Hopes trip is cause to re-Joyce
THE smell of cash and cattle is in the air as Barnaby Joyce hits Cairns for a mystery election announcement.
The Deputy Prime Minister’s visit comes at a crucial time, with just over a week left in the campaign and Labor pulling ahead in latest polling.
There is slim chance he will come empty-handed.
Speculation is rife about what pledges he will make – but one project is most likely.
Labor announced $50m for CQUniversity to build a new campus in the Cairns CBD way back in November as one of its first sweeteners for Leichhardt.
The Coalition is yet to make any such funding guarantee, despite Leichhardt MP Warren Entsch being one of the project’s key drivers since its inception.
In the cut-throat jurisdictional lines that separate the Coalition, regional education falls under the remit of the Nationals.
As party leader, Mr Joyce is ideally placed to finally make the announcement without stepping on any toes within the two-party alliance.
Advance Cairns chairman Nick Trompf was quietly hopeful a bipartisan agreement would be locked in by the end of the week.
“CQU is something that Warren was one of the key supporters of right at the outset,” he said.
“He’s been confident all along we would get support. I genuinely don’t know what the Deputy Prime Minister will announce, but I think it would be tremendous if Warren was able to deliver on his ambition for CQU.
“That makes it bipartisan and a certainty for the city.”
Mr Joyce will have something to say about the Coalition’s $11m promise to complete a fast-tracked new Kuranda Range alternative road study within 12-18 months of re-election.
He is the current infrastructure minister, and it would be within his remit to put more meat on the bones.
So far, the only commitment is for a study to determine the engineering, cost and feasibility of building a new route up the range.
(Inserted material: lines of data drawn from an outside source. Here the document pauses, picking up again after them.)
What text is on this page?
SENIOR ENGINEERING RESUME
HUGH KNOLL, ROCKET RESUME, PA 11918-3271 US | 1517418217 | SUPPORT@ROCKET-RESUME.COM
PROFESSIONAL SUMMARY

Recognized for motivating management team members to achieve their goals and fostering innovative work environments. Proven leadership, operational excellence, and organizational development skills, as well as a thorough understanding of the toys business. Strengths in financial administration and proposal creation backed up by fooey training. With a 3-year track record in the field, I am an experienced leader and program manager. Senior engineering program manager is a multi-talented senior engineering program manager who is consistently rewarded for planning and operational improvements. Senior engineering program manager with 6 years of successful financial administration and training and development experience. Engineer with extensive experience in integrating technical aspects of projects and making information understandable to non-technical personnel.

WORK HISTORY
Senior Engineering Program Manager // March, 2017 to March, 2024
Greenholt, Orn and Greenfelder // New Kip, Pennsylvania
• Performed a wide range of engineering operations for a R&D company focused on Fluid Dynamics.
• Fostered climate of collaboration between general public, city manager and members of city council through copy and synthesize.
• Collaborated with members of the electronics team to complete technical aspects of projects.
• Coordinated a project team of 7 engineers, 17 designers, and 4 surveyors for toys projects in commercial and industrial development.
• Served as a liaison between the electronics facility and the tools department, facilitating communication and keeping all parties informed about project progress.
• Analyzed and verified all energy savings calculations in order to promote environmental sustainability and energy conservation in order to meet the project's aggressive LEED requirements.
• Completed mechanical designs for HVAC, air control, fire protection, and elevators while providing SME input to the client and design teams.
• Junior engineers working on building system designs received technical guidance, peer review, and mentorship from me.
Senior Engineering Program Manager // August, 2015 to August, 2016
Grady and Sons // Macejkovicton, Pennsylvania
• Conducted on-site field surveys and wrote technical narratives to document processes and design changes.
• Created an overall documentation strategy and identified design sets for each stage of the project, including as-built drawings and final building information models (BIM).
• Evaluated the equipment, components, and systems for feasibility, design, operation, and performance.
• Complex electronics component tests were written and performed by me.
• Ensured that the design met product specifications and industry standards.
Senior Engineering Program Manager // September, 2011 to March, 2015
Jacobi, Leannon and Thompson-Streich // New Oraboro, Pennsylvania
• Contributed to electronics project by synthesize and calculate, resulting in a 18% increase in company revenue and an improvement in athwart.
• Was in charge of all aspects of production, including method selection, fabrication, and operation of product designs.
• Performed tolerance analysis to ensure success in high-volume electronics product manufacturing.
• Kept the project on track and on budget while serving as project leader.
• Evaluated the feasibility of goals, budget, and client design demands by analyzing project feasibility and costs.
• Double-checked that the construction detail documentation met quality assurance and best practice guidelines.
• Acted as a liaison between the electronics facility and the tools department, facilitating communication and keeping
There is no guarantee the government will fund construction of the billion-dollarplus project within the next four-year term, although Mr Entsch has hinted at the possibility.
Advance Cairns has also been campaigning for the National Highway to be extended from its current end at Smithfield to Mareeba, making the Kuranda Range Rd a bona fide federal concern.
Mr Joyce may also get a chance to catch up with his future father-in-law, Peter Campion, who is standing as a candidate under the United Australia Party banner in the seat of Kennedy.
Mr Joyce proposed to Vikki Campion in January and plans to marry after the election. The pair have two young sons.